Using Spark DataFrames for large scale data science by Reynold Xin.
From the post:
When we first open sourced Spark, we aimed to provide a simple API for distributed data processing in general-purpose programming languages (Java, Python, Scala). Spark enabled distributed data processing through functional transformations on distributed collections of data (RDDs). This was an incredibly powerful API—tasks that used to take thousands of lines of code to express could be reduced to dozens.
As Spark continues to grow, we want to enable wider audiences beyond big data engineers to leverage the power of distributed processing. The new DataFrame API was created with this goal in mind. This API is inspired by data frames in R and Python (Pandas), but designed from the ground up to support modern big data and data science applications. As an extension to the existing RDD API, DataFrames feature:
- Ability to scale from kilobytes of data on a single laptop to petabytes on a large cluster
- Support for a wide array of data formats and storage systems
- State-of-the-art optimization and code generation through the Spark SQL Catalyst optimizer
- Seamless integration with all big data tooling and infrastructure via Spark
- APIs for Python, Java, Scala, and R (in development via SparkR)
For new users familiar with data frames in other programming languages, this API should make them feel at home. For existing Spark users, this extended API will make Spark easier to program, and at the same time improve performance through intelligent optimizations and code-generation.

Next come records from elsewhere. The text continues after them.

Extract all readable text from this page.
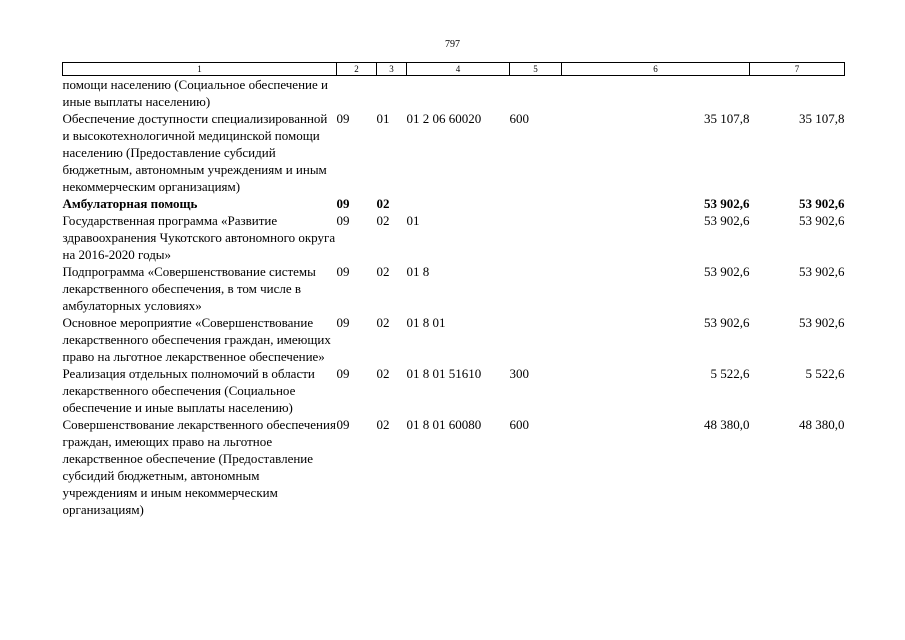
797
1	2	3	4	5	6	7
помощи населению (Социальное обеспечение и иные выплаты населению)						
Обеспечение доступности специализированной и высокотехнологичной медицинской помощи населению (Предоставление субсидий бюджетным, автономным учреждениям и иным некоммерческим организациям)	09	01	01 2 06 60020	600	35 107,8	35 107,8
Амбулаторная помощь	09	02			53 902,6	53 902,6
Государственная программа «Развитие здравоохранения Чукотского автономного округа на 2016-2020 годы»	09	02	01		53 902,6	53 902,6
Подпрограмма «Совершенствование системы лекарственного обеспечения, в том числе в амбулаторных условиях»	09	02	01 8		53 902,6	53 902,6
Основное мероприятие «Совершенствование лекарственного обеспечения граждан, имеющих право на льготное лекарственное обеспечение»	09	02	01 8 01		53 902,6	53 902,6
Реализация отдельных полномочий в области лекарственного обеспечения (Социальное обеспечение и иные выплаты населению)	09	02	01 8 01 51610	300	5 522,6	5 522,6
Совершенствование лекарственного обеспечения граждан, имеющих право на льготное лекарственное обеспечение (Предоставление субсидий бюджетным, автономным учреждениям и иным некоммерческим организациям)	09	02	01 8 01 60080	600	48 380,0	48 380,0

If you don’t know Spark DataFrames, you are missing out on important Spark capabilities! This post will have to well on the way to recovery.
Even though the reading of data from other sources is “easy” in many cases and support for more is growing, I am troubled by statements like:
DataFrames’ support for data sources enables applications to easily combine data from disparate sources (known as federated query processing in database systems). For example, the following code snippet joins a site’s textual traffic log stored in S3 with a PostgreSQL database to count the number of times each user has visited the site.

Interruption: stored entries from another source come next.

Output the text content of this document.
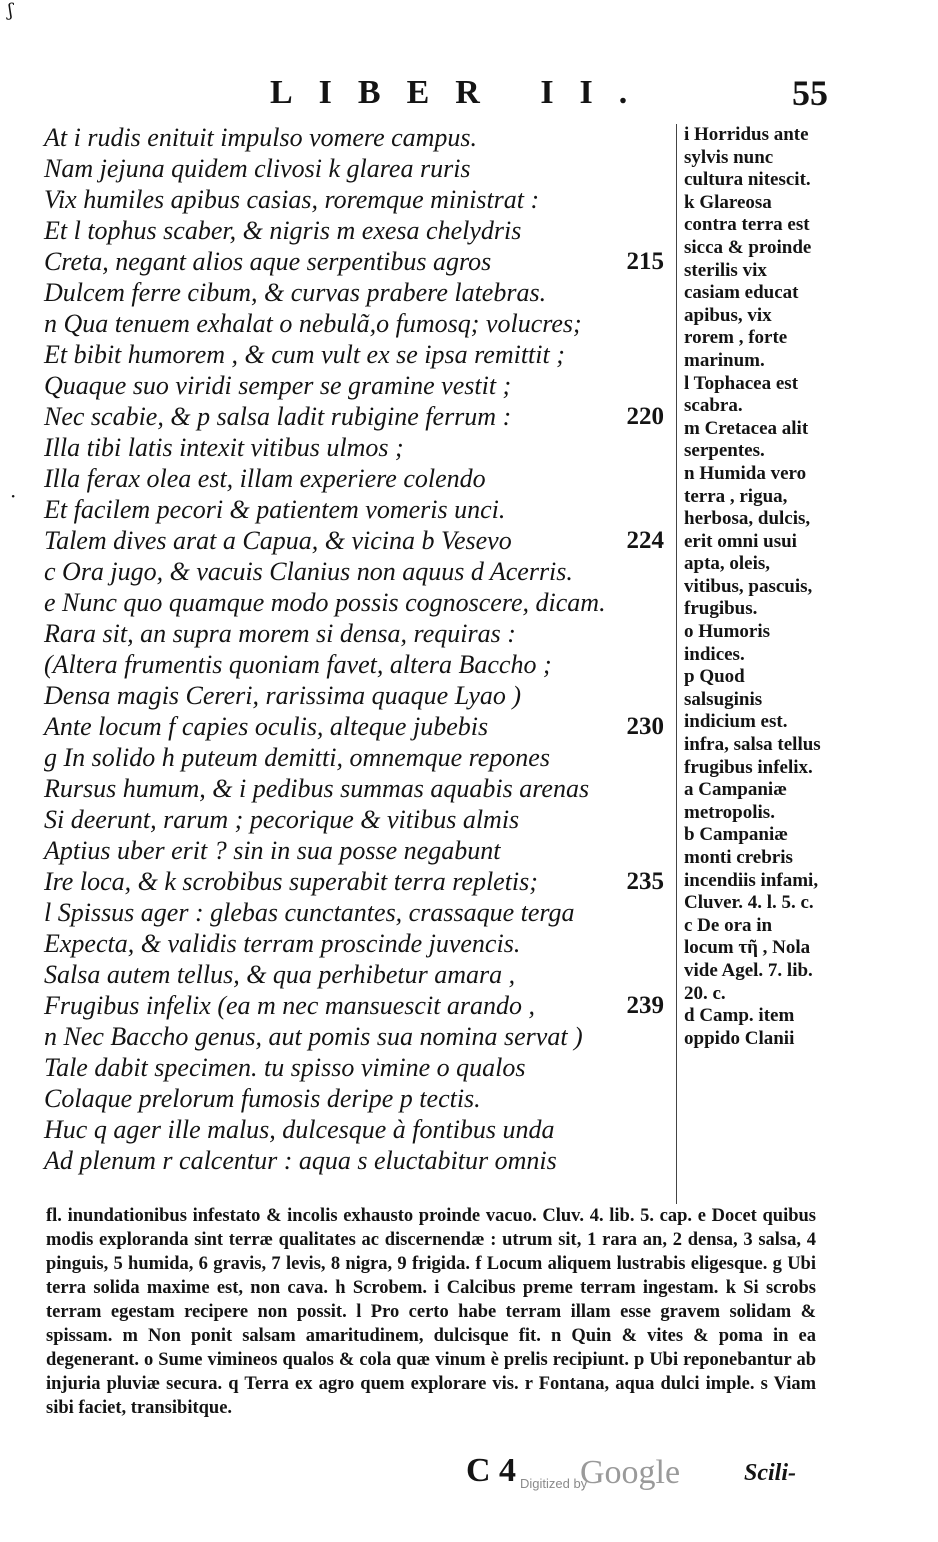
ʃ
·
LIBER II.	55
At i rudis enituit impulso vomere campus.
Nam jejuna quidem clivosi k glarea ruris
Vix humiles apibus casias, roremque ministrat :
Et l tophus scaber, & nigris m exesa chelydris
Creta, negant alios aque serpentibus agros	215
Dulcem ferre cibum, & curvas prabere latebras.
n Qua tenuem exhalat o nebulã,o fumosq; volucres;
Et bibit humorem , & cum vult ex se ipsa remittit ;
Quaque suo viridi semper se gramine vestit ;
Nec scabie, & p salsa ladit rubigine ferrum :	220
Illa tibi latis intexit vitibus ulmos ;
Illa ferax olea est, illam experiere colendo
Et facilem pecori & patientem vomeris unci.
Talem dives arat a Capua, & vicina b Vesevo	224
c Ora jugo, & vacuis Clanius non aquus d Acerris.
e Nunc quo quamque modo possis cognoscere, dicam.
Rara sit, an supra morem si densa, requiras :
(Altera frumentis quoniam favet, altera Baccho ;
Densa magis Cereri, rarissima quaque Lyao )
Ante locum f capies oculis, alteque jubebis	230
g In solido h puteum demitti, omnemque repones
Rursus humum, & i pedibus summas aquabis arenas
Si deerunt, rarum ; pecorique & vitibus almis
Aptius uber erit ? sin in sua posse negabunt
Ire loca, & k scrobibus superabit terra repletis;	235
l Spissus ager : glebas cunctantes, crassaque terga
Expecta, & validis terram proscinde juvencis.
Salsa autem tellus, & qua perhibetur amara ,
Frugibus infelix (ea m nec mansuescit arando ,	239
n Nec Baccho genus, aut pomis sua nomina servat )
Tale dabit specimen. tu spisso vimine o qualos
Colaque prelorum fumosis deripe p tectis.
Huc q ager ille malus, dulcesque à fontibus unda
Ad plenum r calcentur : aqua s eluctabitur omnis

i Horridus ante sylvis nunc cultura nitescit.

k Glareosa contra terra est sicca & proinde sterilis vix casiam educat apibus, vix rorem , forte marinum.

l Tophacea est scabra.

m Cretacea alit serpentes.

n Humida vero terra , rigua, herbosa, dulcis, erit omni usui apta, oleis, vitibus, pascuis, frugibus.

o Humoris indices.

p Quod salsuginis indicium est. infra, salsa tellus frugibus infelix.

a Campaniæ metropolis.

b Campaniæ monti crebris incendiis infami, Cluver. 4. l. 5. c.

c De ora in locum τῆ , Nola vide Agel. 7. lib. 20. c.

d Camp. item oppido Clanii

fl. inundationibus infestato & incolis exhausto proinde vacuo. Cluv. 4. lib. 5. cap. e Docet quibus modis exploranda sint terræ qualitates ac discernendæ : utrum sit, 1 rara an, 2 densa, 3 salsa, 4 pinguis, 5 humida, 6 gravis, 7 levis, 8 nigra, 9 frigida. f Locum aliquem lustrabis eligesque. g Ubi terra solida maxime est, non cava. h Scrobem. i Calcibus preme terram ingestam. k Si scrobs terram egestam recipere non possit. l Pro certo habe terram illam esse gravem solidam & spissam. m Non ponit salsam amaritudinem, dulcisque fit. n Quin & vites & poma in ea degenerant. o Sume vimineos qualos & cola quæ vinum è prelis recipiunt. p Ubi reponebantur ab injuria pluviæ secura. q Terra ex agro quem explorare vis. r Fontana, aqua dulci imple. s Viam sibi faciet, transibitque.

C 4 Digitized by
Google	Scili-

That goes well beyond reading data and introduces the concept of combining data, which isn’t the same thing.
For any two data sets that are trivially transparent to you (caveat what is transparent to you may/may not be transparent to others), that example works.
That example fails where data scientists spend 50 to 80 percent of their time: “collecting and preparing unruly digital data.” For Big-Data Scientists, ‘Janitor Work’ Is Key Hurdle to Insights.
If your handlers are content to spend 50 to 80 percent of your time munging data, enjoy. Not that munging data will ever go away, but documenting the semantics of your data can enable you to spend less time munging and more time on enjoyable tasks.